Claude is widely used throughout the Pentagon, including classified programs, but the Trump administration has sought to use the technology for “any legitimate purpose.” Anthropic has insisted in its existing contract that the technology can be used for mass surveillance of Americans or in autonomous weapons systems without human input.
Earlier this week, Defense Secretary Pete Hegseth told Anthropic CEO Dario Amodei that he would use unusual powers to force Anthropic to either allow the Pentagon to use Claude for any legitimate purpose or label the company a supply chain risk — putting it at risk for use by the government or defense contractors. Hegseth gave Anthropic a Friday deadline to comply.
Anthropic CEO Dario Amodei, in a statement, said the company, which was founded with a focus on AI security, “cannot in good conscience agree. [the Pentagon’s] request” to remove contract provisions that say Claude cannot be used for autonomous weapons programs or for domestic surveillance.
Read more: Amazon Ring Cameras Push Deeper into Police and Government Surveillance
Concerns about AI and mass surveillance
Amodei expressed concern that the law does not yet include surveillance powers for many Americans. The government can already buy information like Americans’ browsing history and records of individual movements without a warrant, but artificial intelligence is raising the stakes. “Powerful AI makes it possible to combine this scattered, innocuous data into a complete picture of any person’s life – automatically and at scale,” he wrote.
Michael Pastor, director of technology law programs at New York Law School, said in an email that it is common in contract law for parties to seek clarity on terms. “Anthropic is right to push hard on what it means for ‘legitimate purposes’,” he said. “If the Pentagon isn’t willing to specify whether it will use Anthropic’s technology to monitor large numbers of people at home, that raises flags Anthropic seems justified in waving.”
Anthropic’s Claude is reportedly the most widely used AI system in the US military. Others may include tools from OpenAI, Google or Elon Musk’s xAI.

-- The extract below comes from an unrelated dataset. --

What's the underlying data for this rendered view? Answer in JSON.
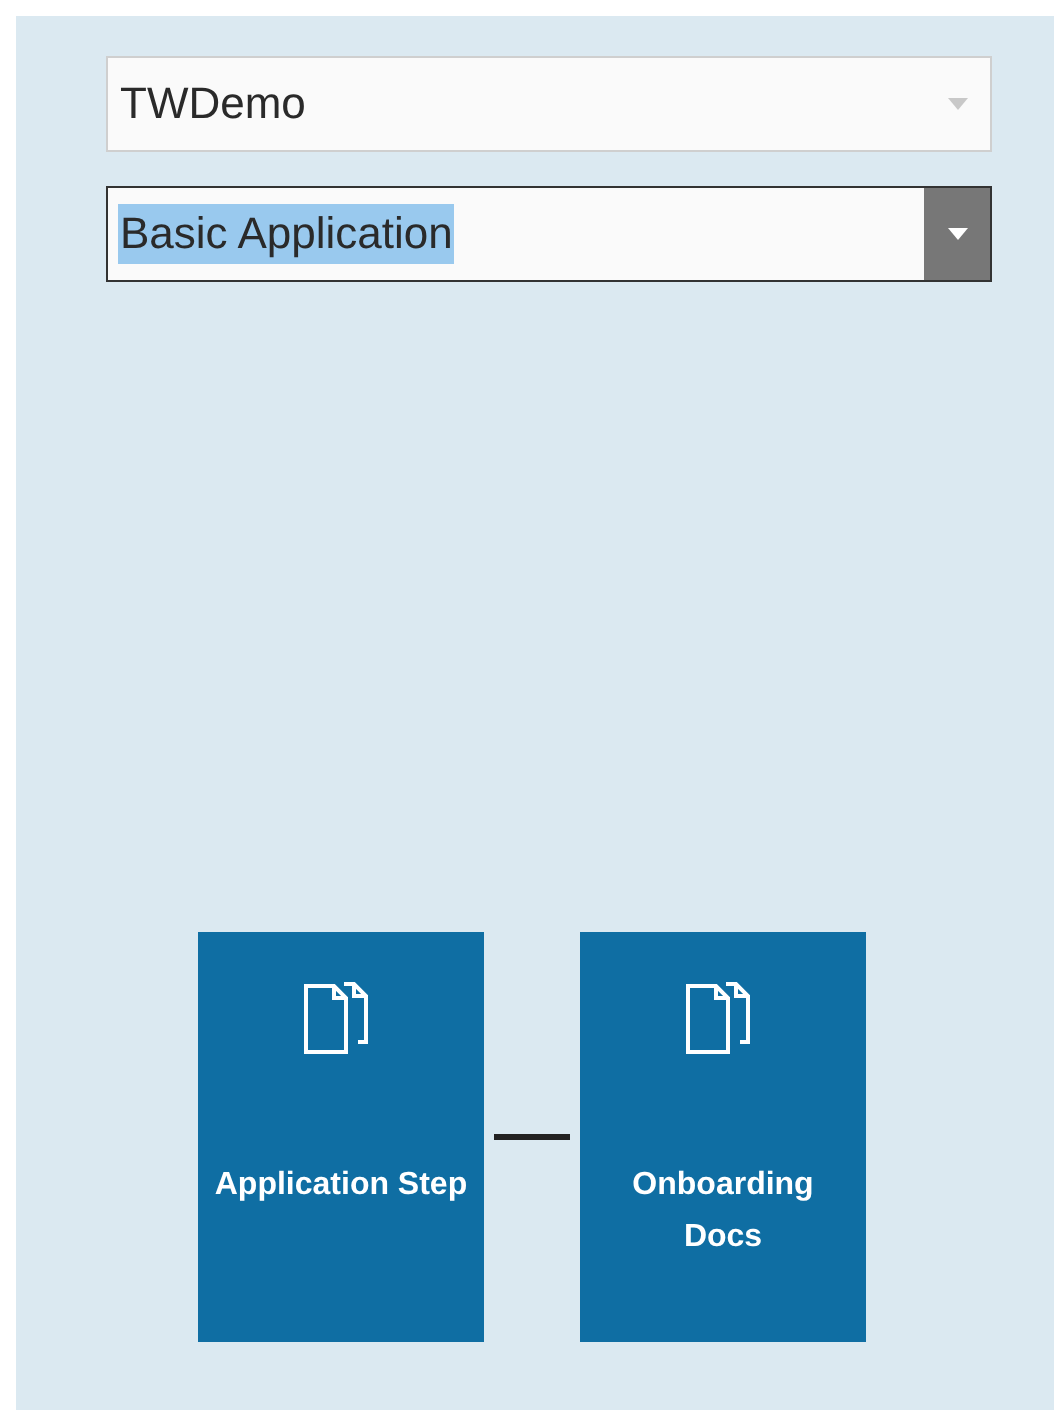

In an internal memo reported by the Wall Street Journal Friday, OpenAI CEO Sam Altman reportedly told employees that the company has similar red lines to Anthropic — not many home surveillance or autonomous weapons. Altman said he believes those guardrails can be handled by technical requirements, such as requiring models to be uploaded to the cloud. (Disclosure: Ziff Davis, CNET’s parent company, in 2025 filed a lawsuit against OpenAI, alleging that it infringed Ziff Davis’ copyrights in training and using its AI programs.)
Google and OpenAI employees have circulated a petition asking their companies to stand with Anthropic in rejecting the use of AI models for mass surveillance or fully autonomous lethal weapons systems. The petition said the Pentagon is “trying to isolate each company for fear that the other will agree. That strategy only works if none of us know where the others stand.”
As with consumer technology, artificial intelligence systems have seen widespread adoption in government and military cases. These tools have seen their capabilities grow exponentially over the past few years, and that pace of change hasn’t slowed down. Control and supervision of AI did not continue. AI has increased the potential harm of corporate or government surveillance by making it easier and cheaper.
The minister said the dispute could have important consequences for what governments and technology companies have against each other when their views on the appropriate use of technology collide. “Anthropic may feel that withdrawing here opens a Pandora’s box where Claude can be used,” he said.